Electronic Design

Lambda: Reclaiming An Old Concept

I think I’m going to go back to programming in APL and Lisp. The concepts and methodologies of decades ago are being reborn in today’s languages, like Microsoft’s C# and Sun’s Java. Of course, languages like C#, C++, and Java were designed to take advantage of other object-oriented precursors such as Simula and SmallTalk.

However, in trying to minimize the complexity of the new languages, designers left out many features. Some of these features found their way back into the new languages through runtime support or extensions that can be added within the language’s normal extension mechanisms.

Yet in many cases, a fundamental change is necessary to the syntax or semantics. These types of changes aren’t taken lightly, since they can break existing applications. Still, enhancing a language this way can have a major impact on developers in areas such as efficiency and code quality.

I Say Tomato, You Say...
Lisp is built around lists and lambda expressions. Lambda expressions are closures that include any bound variables at the time the closure is created. Take this short interactive Lisp session:

> (define timesN (lambda (N)

(lambda (x) (* x N)))

> ((timesN 4) 3)

12

The timesN variable is assigned a lambda expression that takes a single parameter. It returns another lambda expression that also has a single parameter.

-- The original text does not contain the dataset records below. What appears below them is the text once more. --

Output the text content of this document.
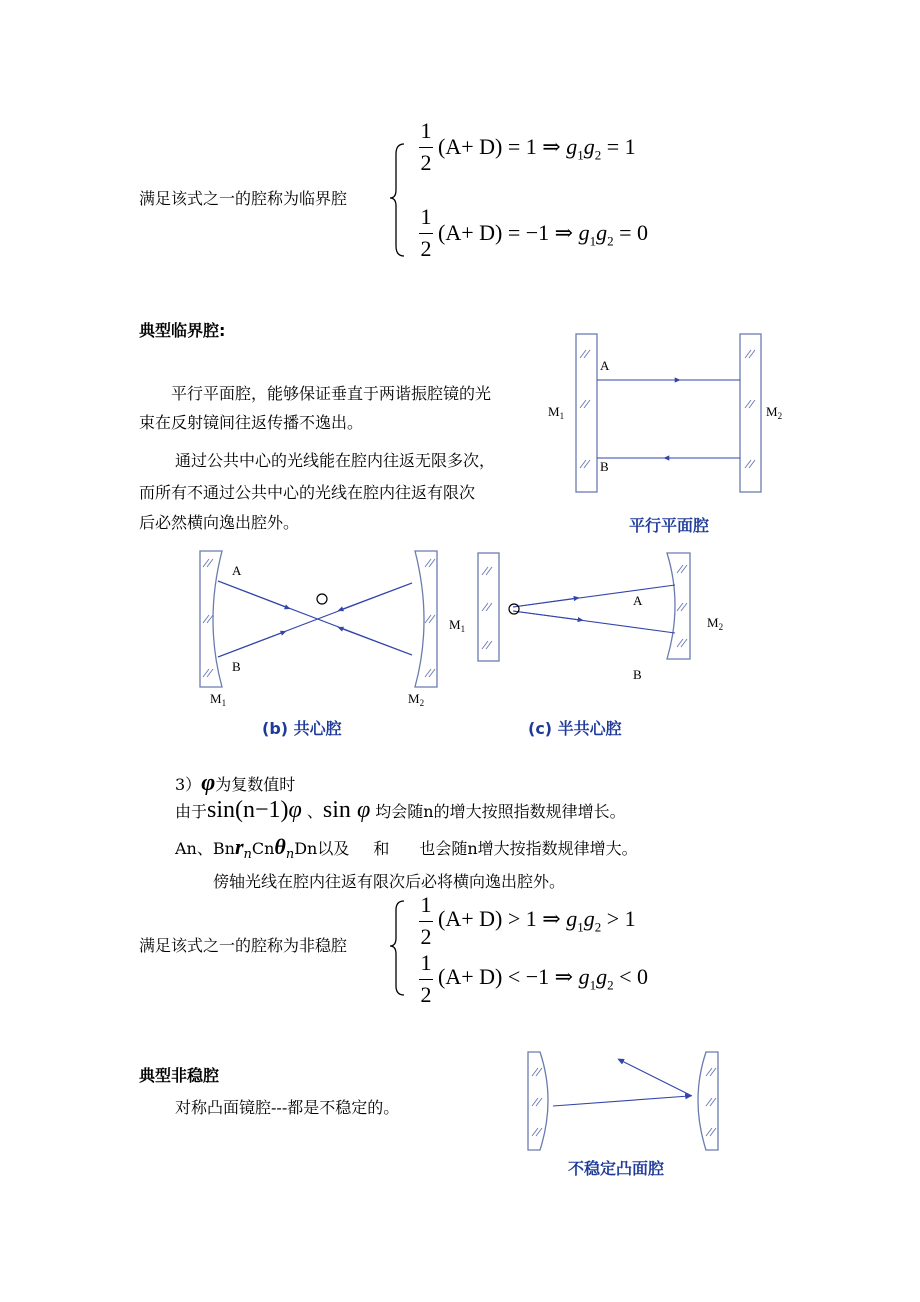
满足该式之一的腔称为临界腔
1
2
(A+ D) = 1 ⇒ $g_1g_2 = 1$
1
2
(A+ D) = −1 ⇒ $g_1g_2 = 0$
典型临界腔:
平行平面腔，能够保证垂直于两谐振腔镜的光
束在反射镜间往返传播不逸出。
通过公共中心的光线能在腔内往返无限多次，
而所有不通过公共中心的光线在腔内往返有限次
后必然横向逸出腔外。
A
B
$M_1$	$M_2$
平行平面腔
A
B
$M_1$	$M_2$
(b) 共心腔
A
B
$M_1$	$M_2$
(c) 半共心腔
3）φ为复数值时
由于sin(n−1)φ 、sin φ 均会随n的增大按照指数规律增长。
An、Bnr$_n$Cnθ$_n$Dn以及 和 也会随n增大按指数规律增大。
傍轴光线在腔内往返有限次后必将横向逸出腔外。
满足该式之一的腔称为非稳腔
1
2
(A+ D) > 1 ⇒ $g_1g_2 > 1$
1
2
(A+ D) < −1 ⇒ $g_1g_2 < 0$
典型非稳腔
对称凸面镜腔---都是不稳定的。
不稳定凸面腔
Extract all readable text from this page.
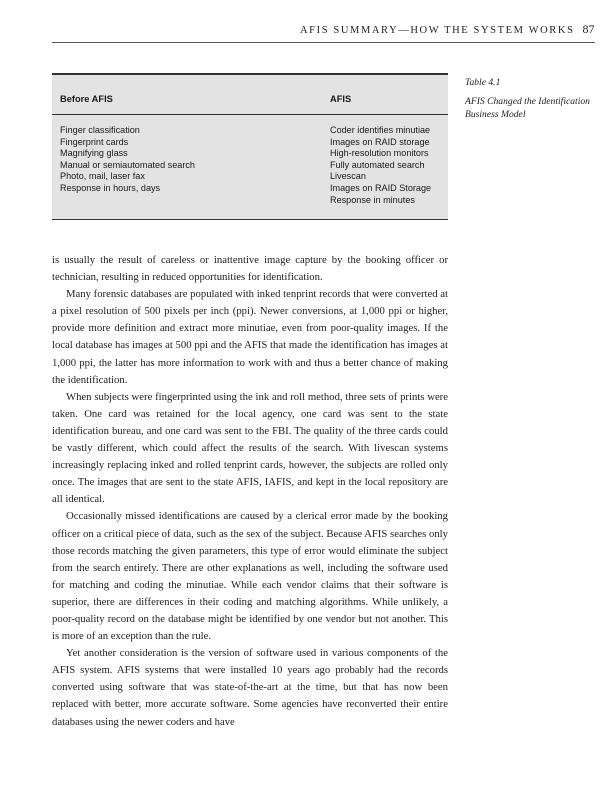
AFIS SUMMARY—HOW THE SYSTEM WORKS 87
Before AFIS	AFIS
Finger classification
Fingerprint cards
Magnifying glass
Manual or semiautomated search
Photo, mail, laser fax
Response in hours, days
Coder identifies minutiae
Images on RAID storage
High-resolution monitors
Fully automated search
Livescan
Images on RAID Storage
Response in minutes
Table 4.1
AFIS Changed the Identification Business Model

is usually the result of careless or inattentive image capture by the booking officer or technician, resulting in reduced opportunities for identification.

Many forensic databases are populated with inked tenprint records that were converted at a pixel resolution of 500 pixels per inch (ppi). Newer conversions, at 1,000 ppi or higher, provide more definition and extract more minutiae, even from poor-quality images. If the local database has images at 500 ppi and the AFIS that made the identification has images at 1,000 ppi, the latter has more information to work with and thus a better chance of making the identification.

When subjects were fingerprinted using the ink and roll method, three sets of prints were taken. One card was retained for the local agency, one card was sent to the state identification bureau, and one card was sent to the FBI. The quality of the three cards could be vastly different, which could affect the results of the search. With livescan systems increasingly replacing inked and rolled tenprint cards, however, the subjects are rolled only once. The images that are sent to the state AFIS, IAFIS, and kept in the local repository are all identical.

Occasionally missed identifications are caused by a clerical error made by the booking officer on a critical piece of data, such as the sex of the subject. Because AFIS searches only those records matching the given parameters, this type of error would eliminate the subject from the search entirely. There are other explanations as well, including the software used for matching and coding the minutiae. While each vendor claims that their software is superior, there are differences in their coding and matching algorithms. While unlikely, a poor-quality record on the database might be identified by one vendor but not another. This is more of an exception than the rule.

Yet another consideration is the version of software used in various components of the AFIS system. AFIS systems that were installed 10 years ago probably had the records converted using software that was state-of-the-art at the time, but that has now been replaced with better, more accurate software. Some agencies have reconverted their entire databases using the newer coders and have
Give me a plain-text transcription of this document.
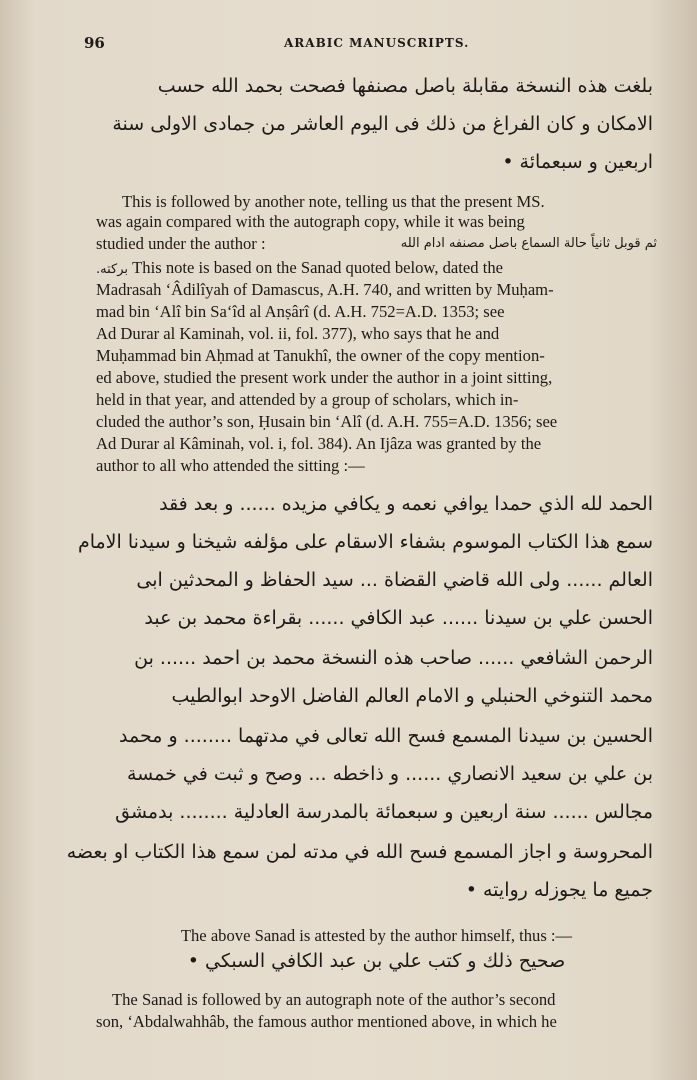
96	ARABIC MANUSCRIPTS.
بلغت هذه النسخة مقابلة باصل مصنفها فصحت بحمد الله حسب
الامكان و كان الفراغ من ذلك فى اليوم العاشر من جمادى الاولى سنة
اربعين و سبعمائة •
This is followed by another note, telling us that the present MS.
was again compared with the autograph copy, while it was being
studied under the author :	ثم قوبل ثانياً حالة السماع باصل مصنفه ادام الله
بركته. This note is based on the Sanad quoted below, dated the
Madrasah ‘Âdilîyah of Damascus, A.H. 740, and written by Muḥam-
mad bin ‘Alî bin Sa‘îd al Anṣârî (d. A.H. 752=A.D. 1353; see
Ad Durar al Kaminah, vol. ii, fol. 377), who says that he and
Muḥammad bin Aḥmad at Tanukhî, the owner of the copy mention-
ed above, studied the present work under the author in a joint sitting,
held in that year, and attended by a group of scholars, which in-
cluded the author’s son, Ḥusain bin ‘Alî (d. A.H. 755=A.D. 1356; see
Ad Durar al Kâminah, vol. i, fol. 384). An Ijâza was granted by the
author to all who attended the sitting :—
الحمد لله الذي حمدا يوافي نعمه و يكافي مزيده ...... و بعد فقد
سمع هذا الكتاب الموسوم بشفاء الاسقام على مؤلفه شيخنا و سيدنا الامام
العالم ...... ولى الله قاضي القضاة ... سيد الحفاظ و المحدثين ابى
الحسن علي بن سيدنا ...... عبد الكافي ...... بقراءة محمد بن عبد
الرحمن الشافعي ...... صاحب هذه النسخة محمد بن احمد ...... بن
محمد التنوخي الحنبلي و الامام العالم الفاضل الاوحد ابوالطيب
الحسين بن سيدنا المسمع فسح الله تعالى في مدتهما ........ و محمد
بن علي بن سعيد الانصاري ...... و ذاخطه ... وصح و ثبت في خمسة
مجالس ...... سنة اربعين و سبعمائة بالمدرسة العادلية ........ بدمشق
المحروسة و اجاز المسمع فسح الله في مدته لمن سمع هذا الكتاب او بعضه
جميع ما يجوزله روايته •
The above Sanad is attested by the author himself, thus :—
صحيح ذلك و كتب علي بن عبد الكافي السبكي •
The Sanad is followed by an autograph note of the author’s second
son, ‘Abdalwahhâb, the famous author mentioned above, in which he
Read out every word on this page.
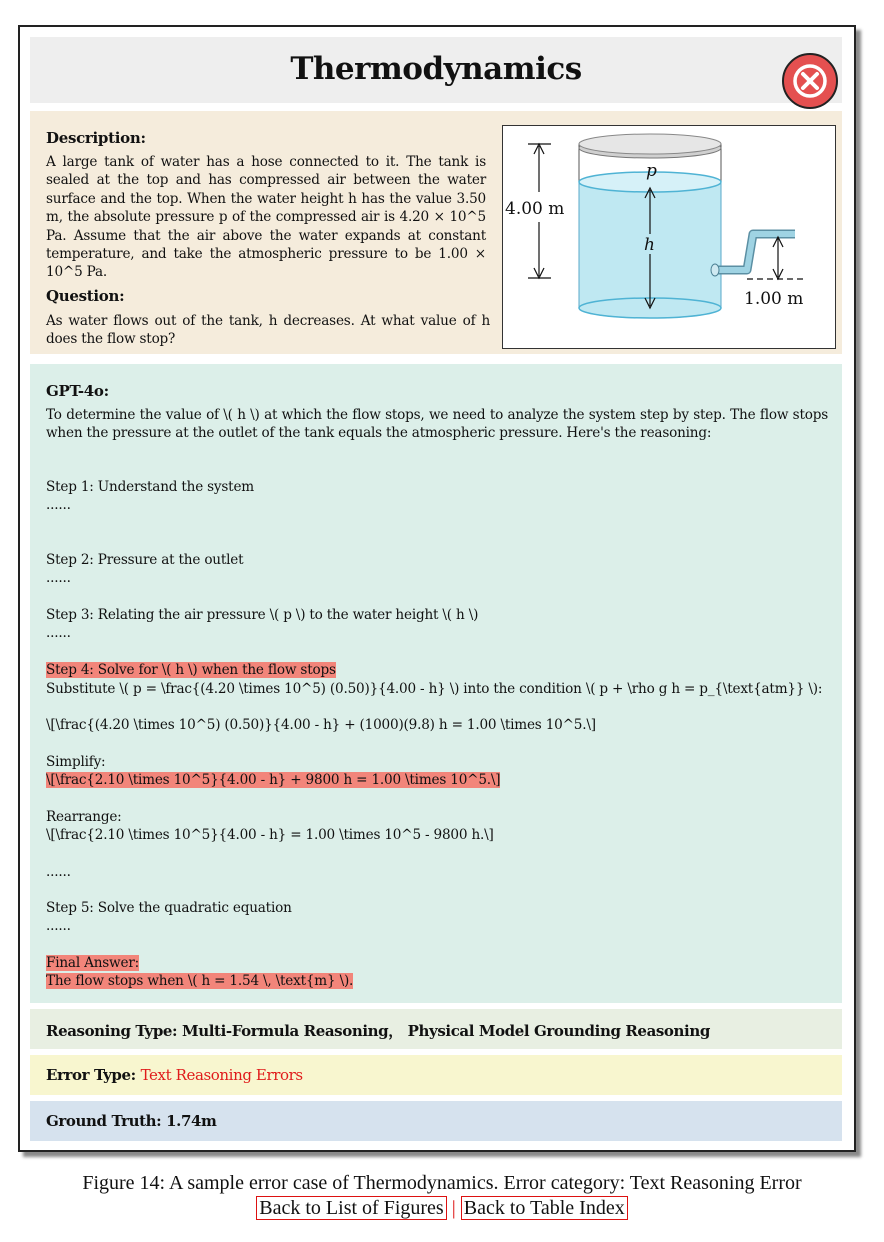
Thermodynamics
Description:
A large tank of water has a hose connected to it. The tank is sealed at the top and has compressed air between the water surface and the top. When the water height h has the value 3.50 m, the absolute pressure p of the compressed air is 4.20 × 10^5 Pa. Assume that the air above the water expands at constant temperature, and take the atmospheric pressure to be 1.00 × 10^5 Pa.
Question:
As water flows out of the tank, h decreases. At what value of h does the flow stop?
p
h
4.00 m
1.00 m
GPT-4o:
To determine the value of \( h \) at which the flow stops, we need to analyze the system step by step. The flow stops when the pressure at the outlet of the tank equals the atmospheric pressure. Here's the reasoning:
Step 1: Understand the system
......
Step 2: Pressure at the outlet
......
Step 3: Relating the air pressure \( p \) to the water height \( h \)
......
Step 4: Solve for \( h \) when the flow stops
Substitute \( p = \frac{(4.20 \times 10^5) (0.50)}{4.00 - h} \) into the condition \( p + \rho g h = p_{\text{atm}} \):
\[\frac{(4.20 \times 10^5) (0.50)}{4.00 - h} + (1000)(9.8) h = 1.00 \times 10^5.\]
Simplify:
\[\frac{2.10 \times 10^5}{4.00 - h} + 9800 h = 1.00 \times 10^5.\]
Rearrange:
\[\frac{2.10 \times 10^5}{4.00 - h} = 1.00 \times 10^5 - 9800 h.\]
......
Step 5: Solve the quadratic equation
......
Final Answer:
The flow stops when \( h = 1.54 \, \text{m} \).
Reasoning Type: Multi-Formula Reasoning， Physical Model Grounding Reasoning
Error Type: Text Reasoning Errors
Ground Truth: 1.74m
Figure 14: A sample error case of Thermodynamics. Error category: Text Reasoning Error
Back to List of Figures | Back to Table Index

The difference is that the inner unnamed lambda expression references the N parameter.

The first parameter of a list being evaluated in Lisp is the function to be executed. This works recursively so the second statement executed in the example evaluates (timesN 4), which returns a lambda expression that will multiply its parameter by four. In this example, it is applied to parameter 3 with a result of 12. As shown, lambda expressions are first-class values that can be stored and passed as parameters.

I Say Delegate, You Say...
C# 2.0 introduced the concept of anonymous methods, which allowed the creation of method definitions without names that are common in the callback approach commonly used throughout Microsoft’s Windows operating system. This was more shorthand than a radical semantic enhancement because the same thing could be done, albeit with more textual decorations.

C# 3.0 adds explicitly or implicitly typed lambda expressions to the mix. In the latter case, the types are inferred from the surrounding code context. The syntax is simpler as well.

(int x) => return x * 4;

Similar closure functionality is being considered for Java 7.

From a C# or Java developer’s point of view, enhancements like lambda expressions are favorable additions. Their implementation may lack the elegance and consistency of Lisp since the new features are tacked on rather than part of the original language definition. But, elegant or not, they will get a lot of use.

So what about C and C++, since they’re used in the bulk of embedded applications? Callback functions are already the norm, but two issues crop up: syntax and garbage collection.

Syntax is arbitrary since there is no standard. C macros and C++ class definitions can hide this, though an implementation may have to deal with ugly issues such as casting void* pointers.

Memory allocation is more problematic since the memory must be explicitly deallocated. C++ has the edge over C here. With C++, though, developers still need to deallocate the closure. Either way, the solution isn’t very elegant.